Capturing cinema-quality aerial footage with a drone takes more than just an eye for photography and a few hours of flight training. More often than not, it takes an expert pilot, sometimes along with a professional photographer, to control the camera and avoid crashing the drone into its subject. There’s a bit of a learning curve, so to help bridge the gap between novices and experts, a team of computer graphics PhD students at Stanford University have developed an algorithm that levels the playing field by combining flight planning and camera control in one package.
Similar to existing 3D animation apps that provide smart camera controls to help position a virtual camera in an animation scene, the drone software Horus provides pilots with tools that allow them to plan a flight and position the camera before lift-off. The interactive app allows users to control the motion of a camera during fight by specifying key frames in a video and assigning the proper camera orientation for each frame. The app also takes the physical limitations of the drone into account when it plans a flight, allowing the user to capture the best shot while still keeping the drone in the air.
Unlike existing flight planning tools that use a map-based view, the Stanford app provides a 3D camera preview of the footage and a 2D map of the flight to help users preview their video in Google Earth.”The real video footage is faithful to the virtual preview shown in our app,” said app co-creator Mike Roberts to Engadget. “The workflow is similar to how an animator at Pixar might set up a camera path for an animated movie.”

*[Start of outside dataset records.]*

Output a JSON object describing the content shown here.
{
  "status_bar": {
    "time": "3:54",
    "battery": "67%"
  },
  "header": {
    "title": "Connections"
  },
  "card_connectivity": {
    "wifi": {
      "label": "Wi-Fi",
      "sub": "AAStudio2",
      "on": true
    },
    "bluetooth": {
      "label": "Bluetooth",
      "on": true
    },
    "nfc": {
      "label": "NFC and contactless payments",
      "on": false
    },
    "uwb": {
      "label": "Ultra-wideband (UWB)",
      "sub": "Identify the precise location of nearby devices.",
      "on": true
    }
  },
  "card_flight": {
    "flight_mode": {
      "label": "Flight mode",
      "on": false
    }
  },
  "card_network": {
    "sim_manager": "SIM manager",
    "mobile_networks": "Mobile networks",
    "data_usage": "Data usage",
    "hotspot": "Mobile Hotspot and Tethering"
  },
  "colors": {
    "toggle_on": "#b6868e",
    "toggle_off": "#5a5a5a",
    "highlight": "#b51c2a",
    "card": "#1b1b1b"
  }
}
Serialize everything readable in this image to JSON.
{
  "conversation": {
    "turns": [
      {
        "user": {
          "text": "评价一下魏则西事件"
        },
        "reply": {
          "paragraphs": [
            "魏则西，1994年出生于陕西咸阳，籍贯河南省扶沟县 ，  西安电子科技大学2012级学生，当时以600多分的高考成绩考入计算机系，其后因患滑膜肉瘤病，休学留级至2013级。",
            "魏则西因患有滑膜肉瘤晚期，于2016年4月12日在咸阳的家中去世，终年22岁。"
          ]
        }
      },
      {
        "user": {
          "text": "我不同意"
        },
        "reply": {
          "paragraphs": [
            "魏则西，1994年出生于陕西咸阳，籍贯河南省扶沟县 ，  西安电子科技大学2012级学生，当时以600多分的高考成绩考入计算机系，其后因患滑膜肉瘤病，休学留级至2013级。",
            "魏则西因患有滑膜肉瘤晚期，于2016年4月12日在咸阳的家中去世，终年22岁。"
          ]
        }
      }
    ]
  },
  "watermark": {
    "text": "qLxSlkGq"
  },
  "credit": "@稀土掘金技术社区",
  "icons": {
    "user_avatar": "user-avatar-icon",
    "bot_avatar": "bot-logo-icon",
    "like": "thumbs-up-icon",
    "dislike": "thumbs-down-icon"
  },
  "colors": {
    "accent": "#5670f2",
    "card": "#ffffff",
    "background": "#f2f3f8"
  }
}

Drone photography professionals may disagree, but the Stanford team believes the tool has the potential to make pre-scripted aerial cinematography available to novice drone operators. “There are a hundred problems that our app doesn’t solve,” says Roberts. “But for the domain of pre-scripted aerial cinematography, we’ve made a step forward. You can use our app to express yourself and you don’t have to know how to fly a drone to do it.”